When packets are received on an interface with a rate limiter applied, the level of tokens
in each bucket dynamically changes in both of the following ways:
Tokens are added every 100-ms sample period
Tokens are removed based on the size and rate of incoming packets
In another type of rate limiting, rate-limit hierarchies enable lower priority traffic to access
unused bandwidth allocated for real-time traffic, such as voice or video, during times
when no real-time traffic is flowing. IP subscribers receive multiple services, such as Web,
video, and file transfer, that have a maximum bandwidth. A rate-limit hierarchy can apply
a common rate limit to several classified flows, enabling them to share bandwidth
according to the preferences set in the hierarchical rate limits.
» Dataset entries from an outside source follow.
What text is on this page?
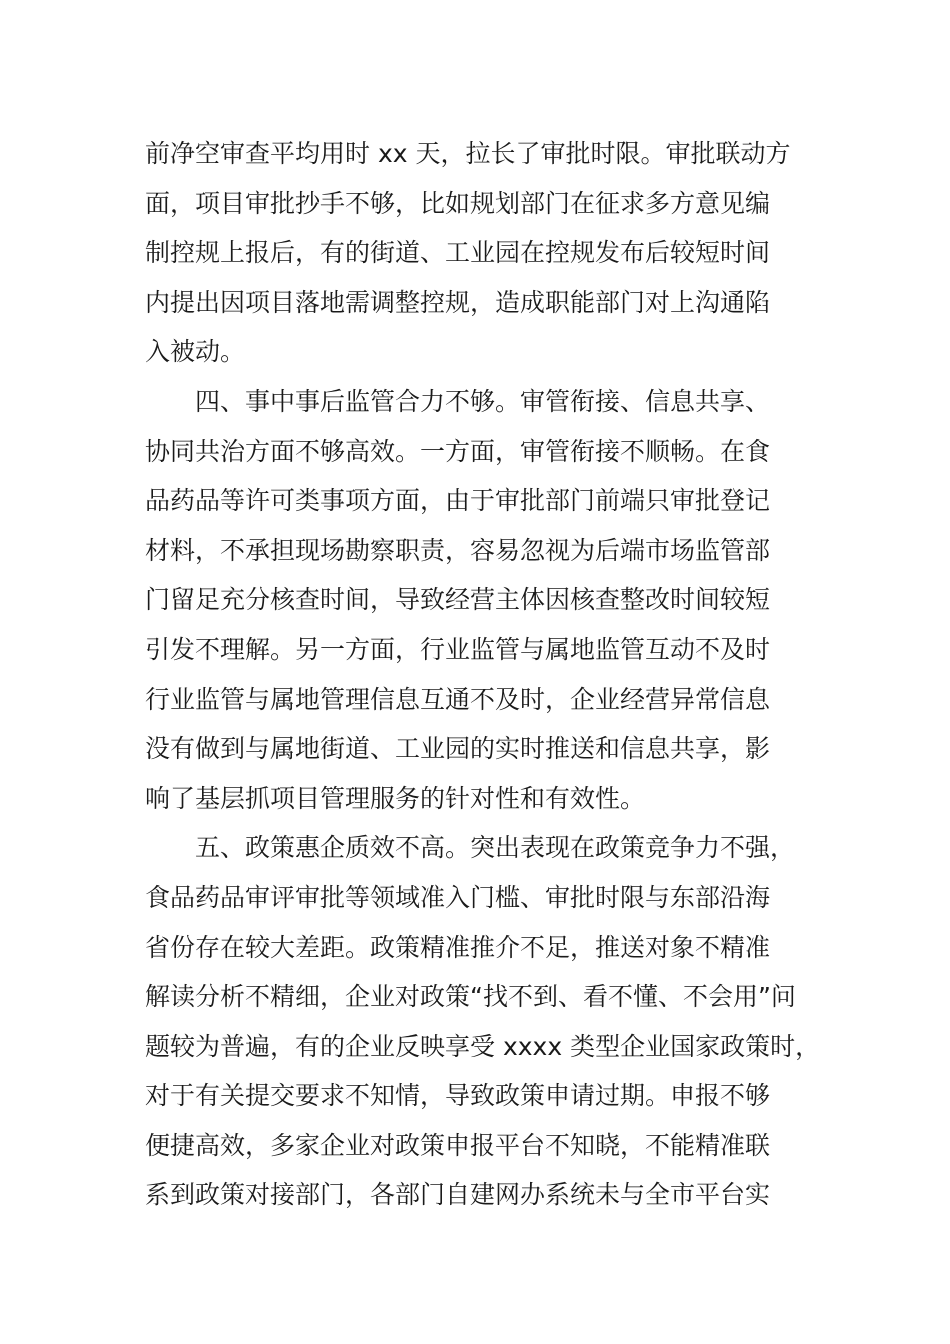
前净空审查平均用时 xx 天，拉长了审批时限。审批联动方
面，项目审批抄手不够，比如规划部门在征求多方意见编
制控规上报后，有的街道、工业园在控规发布后较短时间
内提出因项目落地需调整控规，造成职能部门对上沟通陷
入被动。
四、事中事后监管合力不够。审管衔接、信息共享、
协同共治方面不够高效。一方面，审管衔接不顺畅。在食
品药品等许可类事项方面，由于审批部门前端只审批登记
材料，不承担现场勘察职责，容易忽视为后端市场监管部
门留足充分核查时间，导致经营主体因核查整改时间较短
引发不理解。另一方面，行业监管与属地监管互动不及时
行业监管与属地管理信息互通不及时，企业经营异常信息
没有做到与属地街道、工业园的实时推送和信息共享，影
响了基层抓项目管理服务的针对性和有效性。
五、政策惠企质效不高。突出表现在政策竞争力不强，
食品药品审评审批等领域准入门槛、审批时限与东部沿海
省份存在较大差距。政策精准推介不足，推送对象不精准
解读分析不精细，企业对政策“找不到、看不懂、不会用”问
题较为普遍，有的企业反映享受 xxxx 类型企业国家政策时，
对于有关提交要求不知情，导致政策申请过期。申报不够
便捷高效，多家企业对政策申报平台不知晓，不能精准联
系到政策对接部门，各部门自建网办系统未与全市平台实
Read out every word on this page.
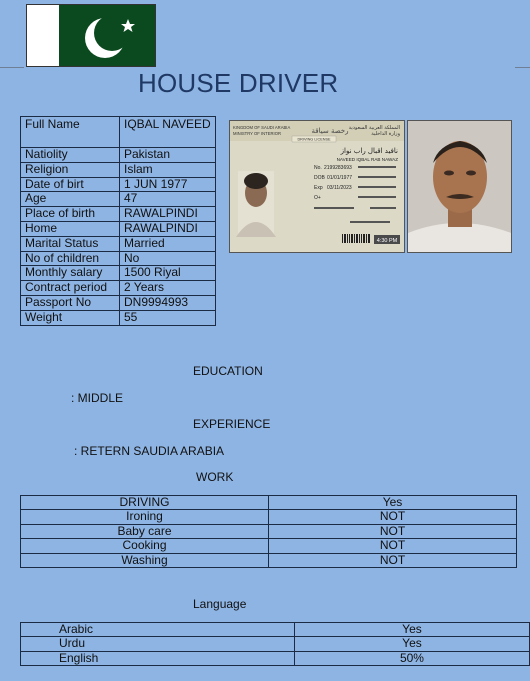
HOUSE DRIVER
Full Name	IQBAL NAVEED
Natiolity	Pakistan
Religion	Islam
Date of birt	1 JUN 1977
Age	47
Place of birth	RAWALPINDI
Home	RAWALPINDI
Marital Status	Married
No of children	No
Monthly salary	1500 Riyal
Contract period	2 Years
Passport No	DN9994993
Weight	55
KINGDOM OF SAUDI ARABIA
MINISTRY OF INTERIOR
المملكة العربية السعودية
وزارة الداخلية
رخصة سياقة
DRIVING LICENSE
نافيد اقبال راب نواز
NAVEED IQBAL RAB NAWAZ
No. 2199283693
DOB 01/01/1977
Exp 03/11/2023
O+
4:30 PM
EDUCATION
: MIDDLE
EXPERIENCE
: RETERN SAUDIA ARABIA
WORK
DRIVING	Yes
Ironing	NOT
Baby care	NOT
Cooking	NOT
Washing	NOT
Language
Arabic	Yes
Urdu	Yes
English	50%
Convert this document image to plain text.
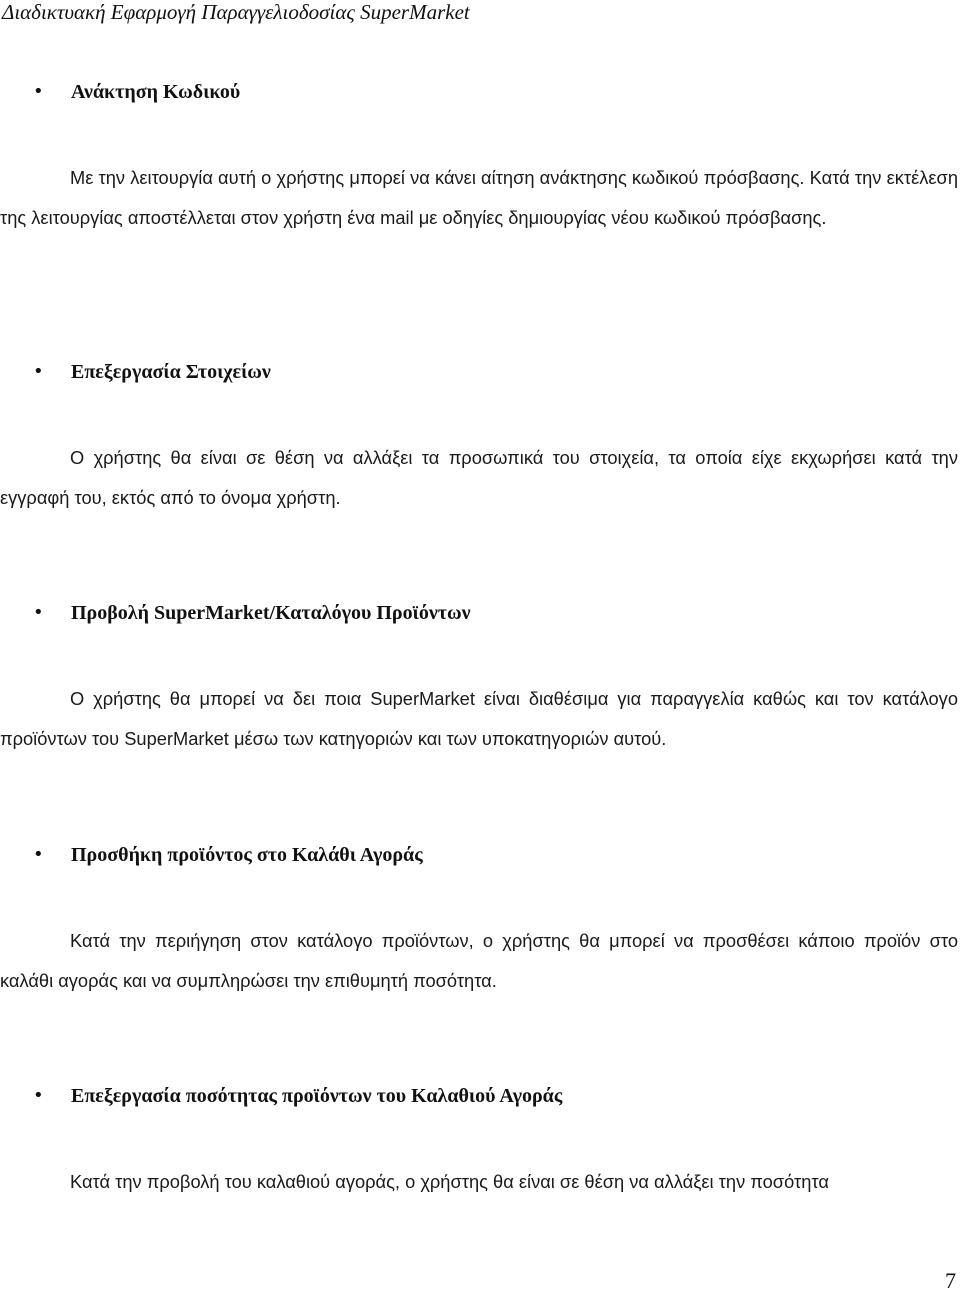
Διαδικτυακή Εφαρμογή Παραγγελιοδοσίας SuperMarket
• Ανάκτηση Κωδικού

Με την λειτουργία αυτή ο χρήστης μπορεί να κάνει αίτηση ανάκτησης κωδικού πρόσβασης. Κατά την εκτέλεση της λειτουργίας αποστέλλεται στον χρήστη ένα mail με οδηγίες δημιουργίας νέου κωδικού πρόσβασης.

• Επεξεργασία Στοιχείων

Ο χρήστης θα είναι σε θέση να αλλάξει τα προσωπικά του στοιχεία, τα οποία είχε εκχωρήσει κατά την εγγραφή του, εκτός από το όνομα χρήστη.

• Προβολή SuperMarket/Καταλόγου Προϊόντων

Ο χρήστης θα μπορεί να δει ποια SuperMarket είναι διαθέσιμα για παραγγελία καθώς και τον κατάλογο προϊόντων του SuperMarket μέσω των κατηγοριών και των υποκατηγοριών αυτού.

• Προσθήκη προϊόντος στο Καλάθι Αγοράς

Κατά την περιήγηση στον κατάλογο προϊόντων, ο χρήστης θα μπορεί να προσθέσει κάποιο προϊόν στο καλάθι αγοράς και να συμπληρώσει την επιθυμητή ποσότητα.

• Επεξεργασία ποσότητας προϊόντων του Καλαθιού Αγοράς

Κατά την προβολή του καλαθιού αγοράς, ο χρήστης θα είναι σε θέση να αλλάξει την ποσότητα

7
You can also use rate-limit hierarchies in a layer 2 (ATM) access network for DSL where
many routing gateways lead into one Broadband Access Server. The Broadband Access
Server uses rate-limit hierarchies to allocate shareable bandwidth to each routing
gateway, which enables unused bandwidth from one routing gateway to be used by
others. The hierarchy in the rate limit represents the hierarchy in the access network.
Rate-limit hierarchies enable you to share unused bandwidth dynamically, taking unused
preferred bandwidth. They also enable real-time traffic to use all guaranteed bandwidth
at any time without violating the configured limit on the total interface bandwidth. While
preferred traffic fluctuates, the interface rate limit adjusts, dropping non-preferred packets
to keep the total flow through the interface under a configured maximum rate, because
preferred packets cannot be dropped by the shared rate limits, only by their individual
rate limits.
Shared rate limits in the hierarchy keep the combined traffic below a configured maximum
without dropping preferred packets. Preferred packets always reduce tokens on these
rate limits, making their token counts negative, if necessary. Later non-preferred packets
are then dropped in greater volume, bringing the total traffic through the shared rate limit
below its configured maximum.
Every packet passing through a rate limit hierarchy has an owner, which is the last rate
limit that can modify the packet; for example, by changing its color or dropping it. Preferred
packets are owned by their individual preferred rate limits, which do not transfer ownership
of the packet while the packet traverses the hierarchy. Ownership of non-preferred
packets is transferred while they move from one rate-limit to the next in the hierarchy,
so shared rate limits can change the packet color or drop them.